Dans ce rapport de 68 pages, le M. déconfinement du gouvernement insiste sur le « niveau très élevé de vigilance » qui doit être observé dans cette première étape. Ainsi, en cas de résurgence de l’épidémie, « la possibilité d’une réversibilité des mesures doit ainsi toujours pouvoir être offerte et l’éventualité d’un reconfinement en urgence doit rester dans les esprits et être anticipée par les pouvoirs publics », exhorte-t-il.

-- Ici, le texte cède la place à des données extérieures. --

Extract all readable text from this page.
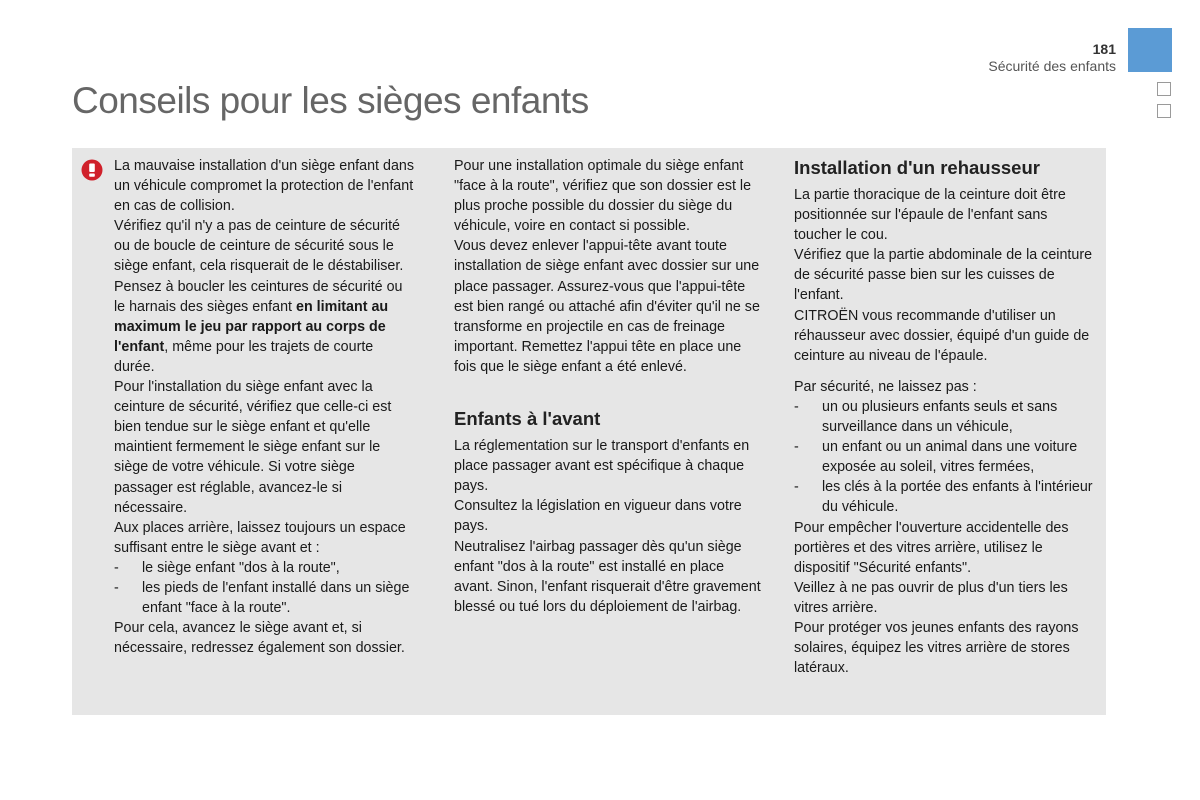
181
Sécurité des enfants
Conseils pour les sièges enfants

La mauvaise installation d'un siège enfant dans un véhicule compromet la protection de l'enfant en cas de collision.

Vérifiez qu'il n'y a pas de ceinture de sécurité ou de boucle de ceinture de sécurité sous le siège enfant, cela risquerait de le déstabiliser.

Pensez à boucler les ceintures de sécurité ou le harnais des sièges enfant en limitant au maximum le jeu par rapport au corps de l'enfant, même pour les trajets de courte durée.

Pour l'installation du siège enfant avec la ceinture de sécurité, vérifiez que celle-ci est bien tendue sur le siège enfant et qu'elle maintient fermement le siège enfant sur le siège de votre véhicule. Si votre siège passager est réglable, avancez-le si nécessaire.

Aux places arrière, laissez toujours un espace suffisant entre le siège avant et :

- le siège enfant "dos à la route",
- les pieds de l'enfant installé dans un siège enfant "face à la route".

Pour cela, avancez le siège avant et, si nécessaire, redressez également son dossier.

Pour une installation optimale du siège enfant "face à la route", vérifiez que son dossier est le plus proche possible du dossier du siège du véhicule, voire en contact si possible.

Vous devez enlever l'appui-tête avant toute installation de siège enfant avec dossier sur une place passager. Assurez-vous que l'appui-tête est bien rangé ou attaché afin d'éviter qu'il ne se transforme en projectile en cas de freinage important. Remettez l'appui tête en place une fois que le siège enfant a été enlevé.

Enfants à l'avant

La réglementation sur le transport d'enfants en place passager avant est spécifique à chaque pays.

Consultez la législation en vigueur dans votre pays.

Neutralisez l'airbag passager dès qu'un siège enfant "dos à la route" est installé en place avant. Sinon, l'enfant risquerait d'être gravement blessé ou tué lors du déploiement de l'airbag.

Installation d'un rehausseur

La partie thoracique de la ceinture doit être positionnée sur l'épaule de l'enfant sans toucher le cou.

Vérifiez que la partie abdominale de la ceinture de sécurité passe bien sur les cuisses de l'enfant.

CITROËN vous recommande d'utiliser un réhausseur avec dossier, équipé d'un guide de ceinture au niveau de l'épaule.

Par sécurité, ne laissez pas :

- un ou plusieurs enfants seuls et sans surveillance dans un véhicule,
- un enfant ou un animal dans une voiture exposée au soleil, vitres fermées,
- les clés à la portée des enfants à l'intérieur du véhicule.

Pour empêcher l'ouverture accidentelle des portières et des vitres arrière, utilisez le dispositif "Sécurité enfants".

Veillez à ne pas ouvrir de plus d'un tiers les vitres arrière.

Pour protéger vos jeunes enfants des rayons solaires, équipez les vitres arrière de stores latéraux.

« Recours massif au télétravail au moins jusqu’à fin du mois de juin », « désarmement » très « progressif » des lits de réanimation à l’hôpital, ou encore possibilité accordée aux préfets de « rétablir localement des limitations » de déplacement à tout moment et fermeture des frontières extérieures de l’espace Schengen comptent parmi les recommandations édictées dans ce rapport. Jean Castex insiste évidemment sur « l’implication » des Français qui « respecteront les gestes barrières et les mesures de distanciation, se mobiliseront pour fabriquer des masques et s’appliqueront à les porter le plus possible » pour éviter toute reprise de l’épidémie.

Vers une deuxième vague ?

Les nouveaux clusters vont-ils se multiplier ? Et nous mener vers une deuxième vague ? Pas forcément. La détection de ces nouveaux foyers de contamination est au contraire le signe d’une présence plus faible du virus sur le territoire, ce qui les rend plus faciles à détecter lorsqu’ils émergent. Le dernier cluster en date a ainsi été identifié en fin de semaine dernière dans un foyer de jeunes travailleurs à Clamart (Hauts-de-Seine), après qu’un agent a commencé à développer les symptômes du Covid-19.

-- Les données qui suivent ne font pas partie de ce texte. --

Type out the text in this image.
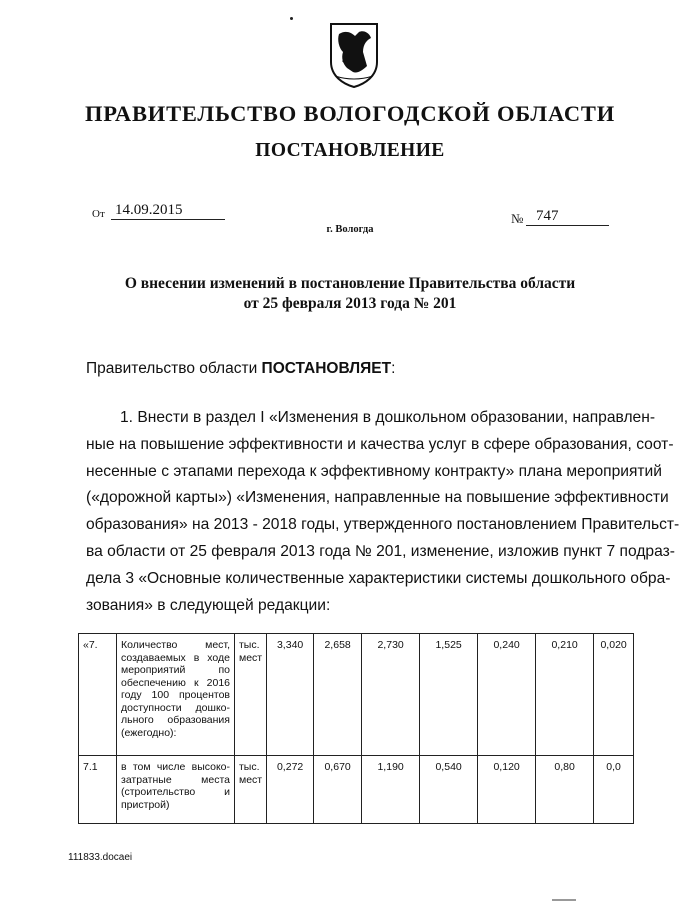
ПРАВИТЕЛЬСТВО ВОЛОГОДСКОЙ ОБЛАСТИ
ПОСТАНОВЛЕНИЕ
От 14.09.2015
№ 747
г. Вологда
О внесении изменений в постановление Правительства области
от 25 февраля 2013 года № 201
Правительство области ПОСТАНОВЛЯЕТ:
1. Внести в раздел I «Изменения в дошкольном образовании, направлен-
ные на повышение эффективности и качества услуг в сфере образования, соот-
несенные с этапами перехода к эффективному контракту» плана мероприятий
(«дорожной карты») «Изменения, направленные на повышение эффективности
образования» на 2013 - 2018 годы, утвержденного постановлением Правительст-
ва области от 25 февраля 2013 года № 201, изменение, изложив пункт 7 подраз-
дела 3 «Основные количественные характеристики системы дошкольного обра-
зования» в следующей редакции:
«7.	Количество мест, создаваемых в ходе мероприятий по обеспечению к 2016 году 100 процентов доступности дошко-льного образования (ежегодно):	тыс. мест	3,340	2,658	2,730	1,525	0,240	0,210	0,020
7.1	в том числе высоко-затратные места (строительство и пристрой)	тыс. мест	0,272	0,670	1,190	0,540	0,120	0,80	0,0
111833.docaei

« L’un des salariés de l’établissement, craignant de le contracter à son tour, m’a consulté, et comme je fais partie du centre Covid-19 de Clamart, un dépistage de l’ensemble des salariés, puis des résidents, a été organisé », explique à 20 Minutes le Dr Jean-Paul Hamon, médecin généraliste à Clamart et président de la Fédération de médecins de France (FMF). Les résultats d’une partie des résidents testés sont encore attendus, mais déjà « neuf cas positifs ont été détectés, poursuit le Dr Hamon. Et tous les résidents testés positifs, qui sont de jeunes hommes d’une petite vingtaine d’années, ont la particularité d’être asymptomatique : aucun n’a développé les signes de la maladie. C’est d’ailleurs assez difficile à croire pour eux, mais tous ont été confinés en chambre pour éviter que le virus ne continue de circuler. Et une équipe de l’ARS d’Ile-de-France se rend sur place pour identifier les éventuels cas contacts ».

Identifier, dépister et isoler pour éviter une deuxième vague

Pour éviter d’en arriver au reconfinement, la rapidité de réaction doit être de mise. « Il faut identifier, dépister et isoler le plus rapidement possible tous les nouveaux cas, insiste le Dr Jean-Paul Hamon. C’est notre rôle à nous, les médecins généralistes, de participer à ce processus en trois étapes, et de déclarer les nouveaux cas sur le site du service médical de l’Assurance maladie, qui est soumis au respect du secret médical, et qui va ensuite piloter les enquêtes pour identifier les éventuels cas contacts et leur indiquer la marche à suivre pour endiguer la propagation du virus ». Ainsi, si pour le généraliste, « un plan de reconfinement est un scénario à ne pas exclure, cette capacité à identifier, tester et confiner rapidement les nouveaux clusters constitue la meilleure arme contre une deuxième vague et un reconfinement ».

C’est d’ailleurs cette détection précoce des foyers de contamination qui a protégé la Bretagne. La région, qui a pourtant connu deux « clusters » au tout début de l’épidémie française de Covid-19, est l’une des moins touchées par la mortalité. « Les leçons que l’on peut retenir concernant le contrôle rapide des quelques clusters qu’on a eus en Bretagne, c’est l’importance de la précocité de la détection », a commenté le Pr Pierre Tattevin, chef de service des maladies infectieuses au CHU de Rennes lors d’une conférence de presse.

Pour l’infectiologue, cette expérience pourra être utile en cas de reprise de l’épidémie dans l’Hexagone. Surtout « si on utilise largement les tests, on ne ratera pas des épidémies qui démarrent ». D’autant qu’à ce jour, « on connaît mieux la maladie et les gens sont plus alertés, rassure-t-il. Ce sera plus facile qu’en février ». Pour le Dr Jean-Paul Hamon, « il va falloir observer les quinze prochains jours avec une grande attention ».